Het zestiende-eeuwse meesterwerk Laatste Oordeel (1526-27) van Lucas van Leyden, is vanaf eind augustus twee jaar lang te zien in de Eregalerij van het Rijksmuseum. Het museum spreekt van ‘de Nachtwacht van de 16de eeuw’. Normaal gesproken is het werk te zien in De Lakenhal in Leiden.
Het schilderij laat zien hoe de doden op de Dag des Oordeels opstaan uit hun graven om hun lotsbestemming te bereiken. Ze worden meegevoerd door lieflijke engelen of door duivelse figuren. Het drieluik is het topstuk van Museum De Lakenhal in Leiden, waar het nog tot 19 augustus te zien zal zijn. Daarna verhuist het naar het Rijksmuseum vanwege de restauratie en uitbreiding van Museum de Lakenhal.
Wegbereider van de Renaissance
Lucas van Leyden wordt beschouwd als de wegbereider van de Renaissance in de Noordelijke Nederlanden. Al vroeg werd hij in heel Europa gezien als wonderkind vanwege zijn etsen en tekeningen. Het Rijksmuseum:
“Als tekenaar, graficus en schilder was hij een belangrijke inspiratiebron voor vele generaties schilders, waaronder Rembrandt van Rijn. Rembrandt bracht zijn jeugdjaren door in Leiden en zette er zijn eerste stappen in het schildersvak.
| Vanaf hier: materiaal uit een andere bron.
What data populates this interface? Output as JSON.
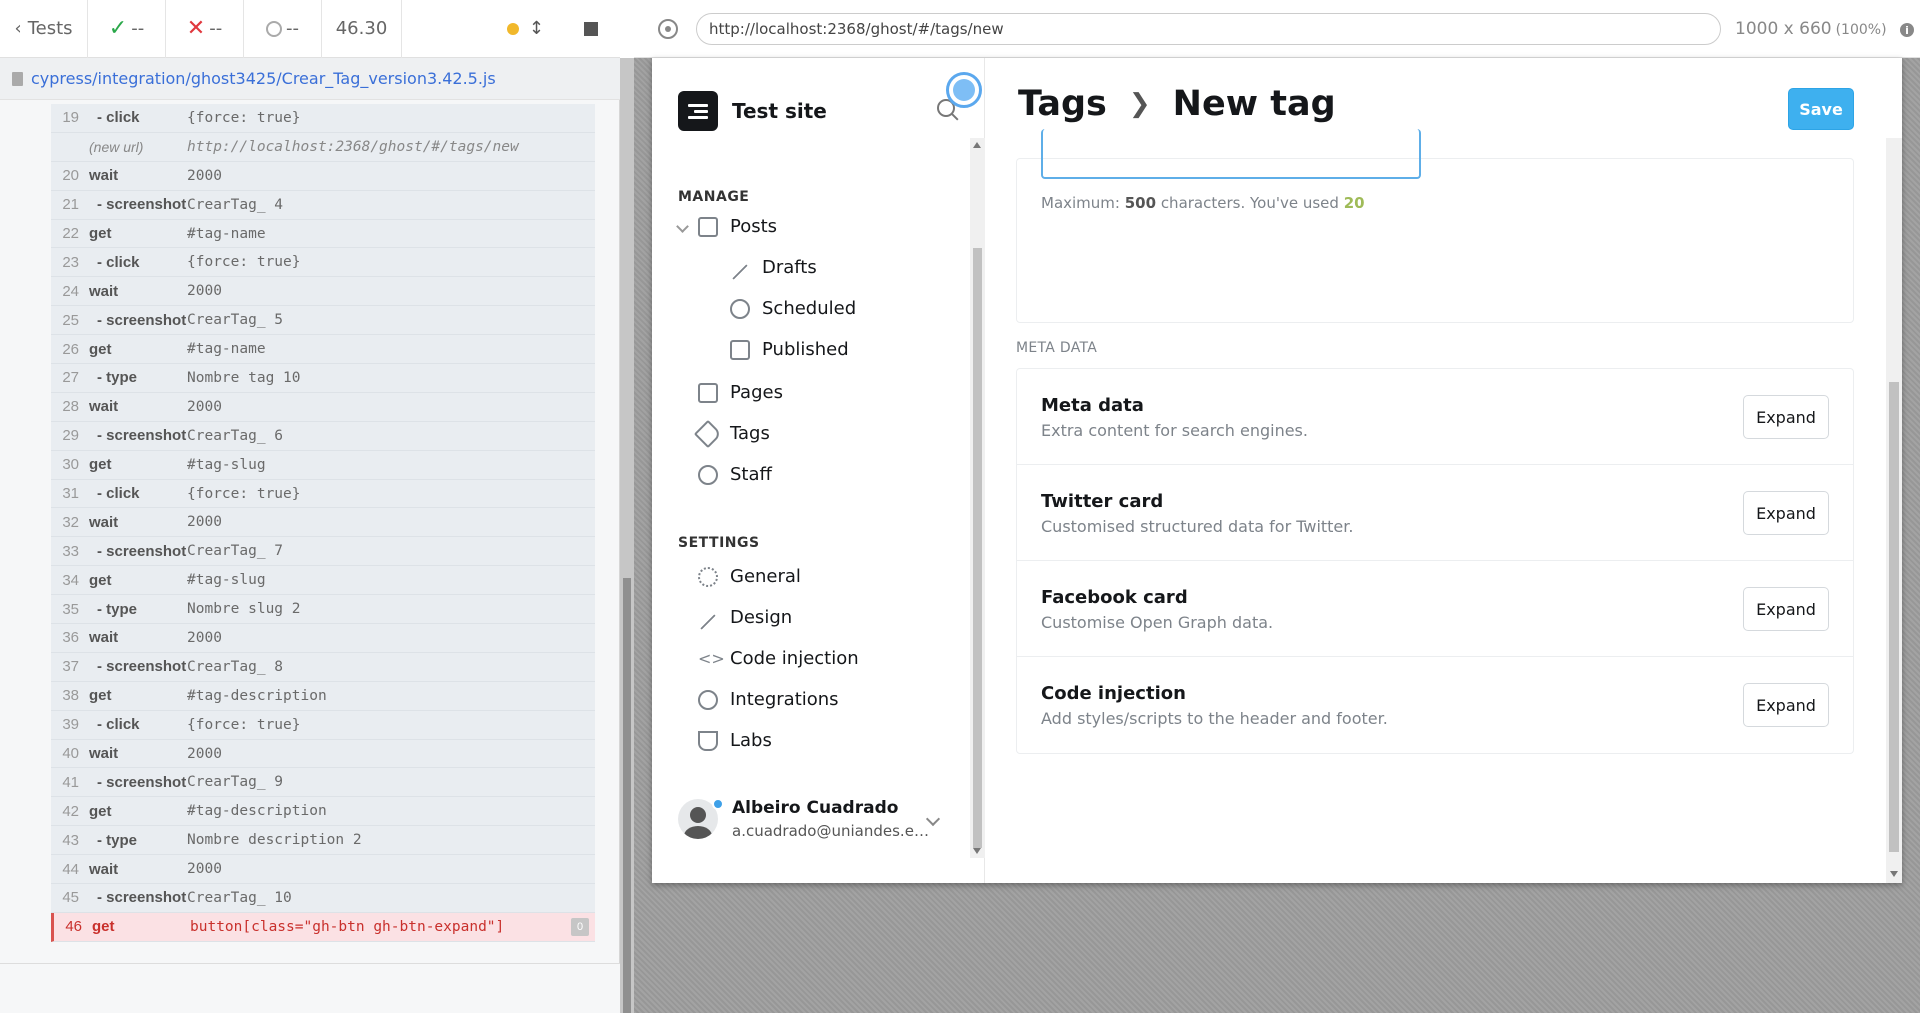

Vanaf eind zestiende eeuw tot de verhuizing naar Museum De Lakenhal in 1874, was het Laatste Oordeel onafgebroken te zien in het Leidse stadhuis. Daar moet Rembrandt het zeker hebben gezien.”
Het Rijksmuseum heeft het altaarstuk opgenomen in het educatieve programma met onder andere een speciale ‘inzoomer’ en als onderdeel van de multimediatour. Daarnaast biedt het Rijksmuseum alle basisscholen in Leiden gratis vervoer naar Amsterdam.